Samples (2 ng/mL) were incubated at 25 ± 1 °C and sampling times were 0, 1,3,6, 13,21, and 33 days after treatment. Additional samples were incubated at 50 °C and collected at 1 day after treatment (pH 9 only) and 7 days after treatment (pH 5, 7, and 9). All samples were analysed by reverse phase HPLC.

The samples were sterile throughout the study and the pH for all samples was constant. Average material balance for kinetics samples ranged from 101.5 % at pH 9 to 103.3 % at pH 7.

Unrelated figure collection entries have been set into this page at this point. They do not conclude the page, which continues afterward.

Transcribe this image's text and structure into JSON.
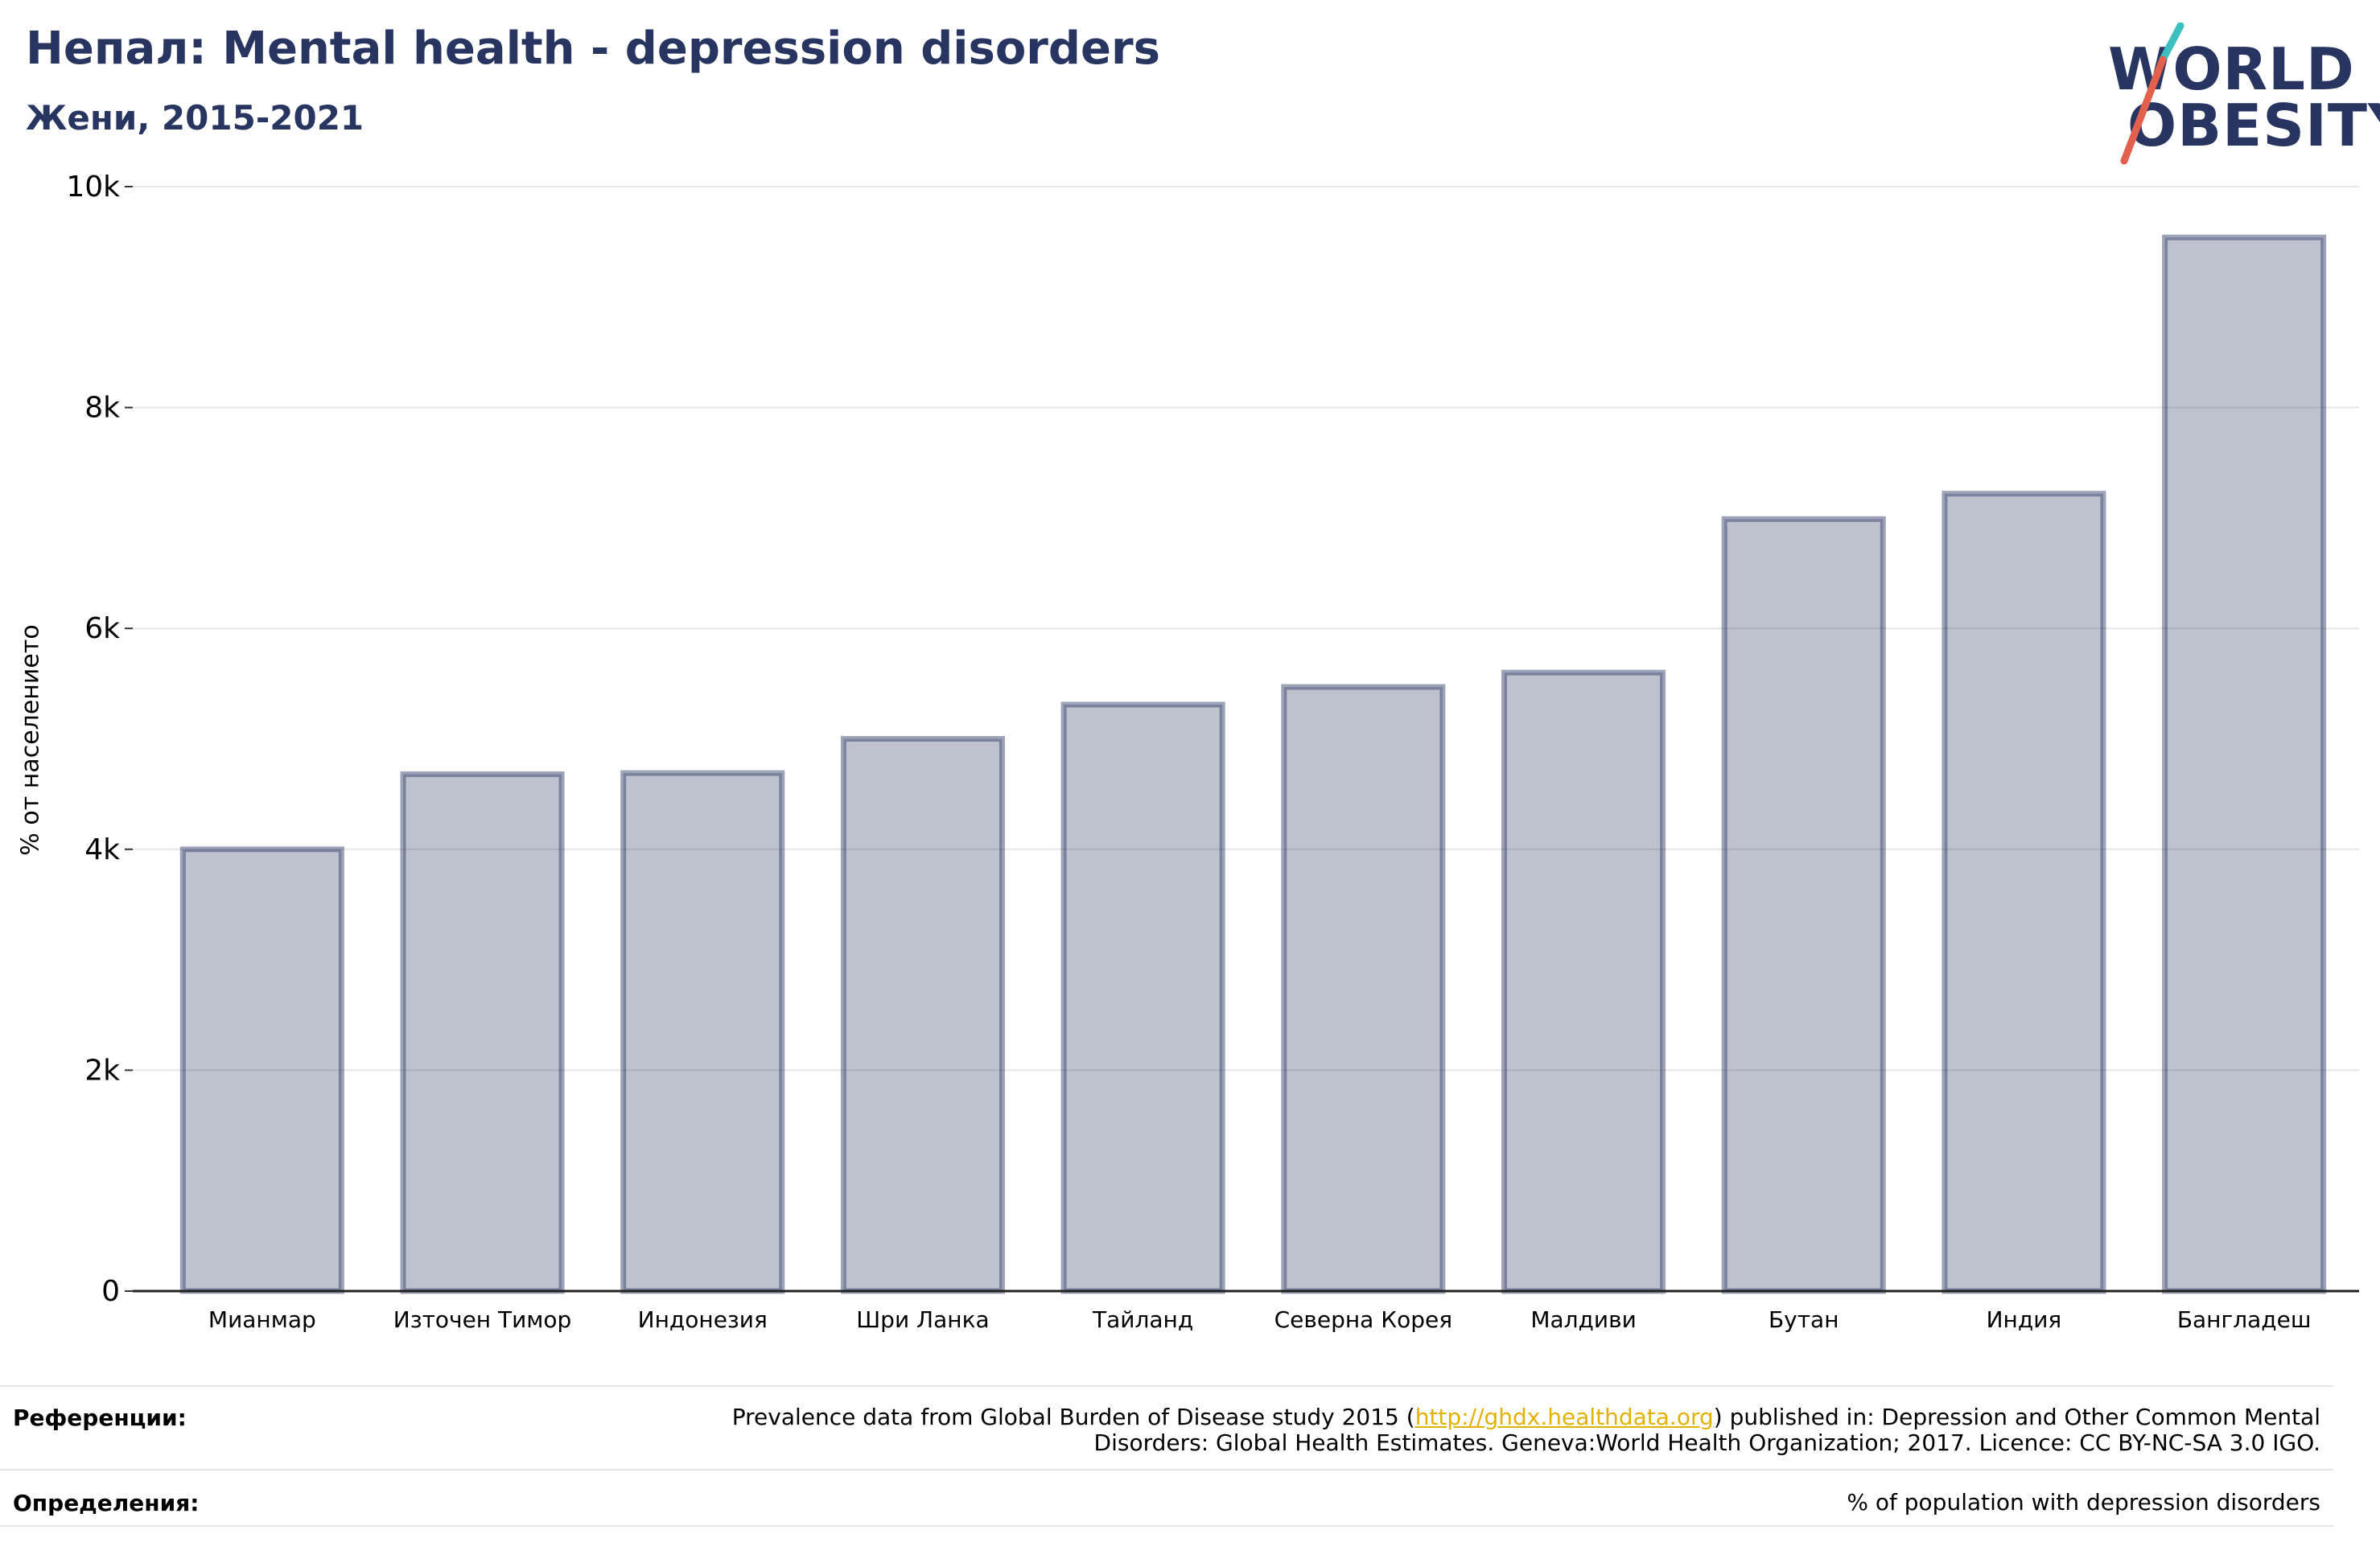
{
  "header": {
    "title": "Непал: Mental health - depression disorders",
    "subtitle": "Жени, 2015-2021"
  },
  "logo": {
    "line1": "WORLD",
    "line2": "OBESITY",
    "slash_colors": [
      "#3cbfbf",
      "#e4604e"
    ]
  },
  "chart_data": {
    "type": "bar",
    "categories": [
      "Мианмар",
      "Източен Тимор",
      "Индонезия",
      "Шри Ланка",
      "Тайланд",
      "Северна Корея",
      "Малдиви",
      "Бутан",
      "Индия",
      "Бангладеш"
    ],
    "values": [
      4000,
      4680,
      4690,
      5000,
      5310,
      5470,
      5600,
      6990,
      7220,
      9540
    ],
    "ylabel": "% от населението",
    "ylim": [
      0,
      10000
    ],
    "yticks": [
      0,
      2000,
      4000,
      6000,
      8000,
      10000
    ],
    "ytick_labels": [
      "0",
      "2k",
      "4k",
      "6k",
      "8k",
      "10k"
    ],
    "grid": true,
    "bar_color": "#273560"
  },
  "footer": {
    "references_label": "Референции:",
    "references_pre": "Prevalence data from Global Burden of Disease study 2015 (",
    "references_link": "http://ghdx.healthdata.org",
    "references_post": ") published in: Depression and Other Common Mental",
    "references_line2": "Disorders: Global Health Estimates. Geneva:World Health Organization; 2017. Licence: CC BY-NC-SA 3.0 IGO.",
    "definitions_label": "Определения:",
    "definitions_text": "% of population with depression disorders"
  }
}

The test material was degraded via base-catalysed hydrolysis. Following 7 days of incubation at 50 °C, it was stable to hydrolysis at pH 5 (93.7 % remaining), slightly hydrolysed at pH 7 (78.6 % remaining) and mostly hydrolysed at pH 9 (8.5 % remaining). At 25°C the test material was stable to hydrolysis at pH 5 and 7. Therefore, rate constants and observed half-life values were not calculated at these pH values. At pH 9, the pseudo-first order rate constant of the test material hydrolysis was 0.036 days^-1 giving half-life and DT90 values of 19 days and 64 days, respectively. The second-order rate constant of hydrolysis was 3600 days^-1 M^-1, giving predicted half-life values of 0.19 days at pH 11 to 1930 days at pH 7. At pH 9, the test material was hydrolysed to form urea, amine, amide, and difluorobenzoic acid forms of the parent material. The study met all required validity criteria.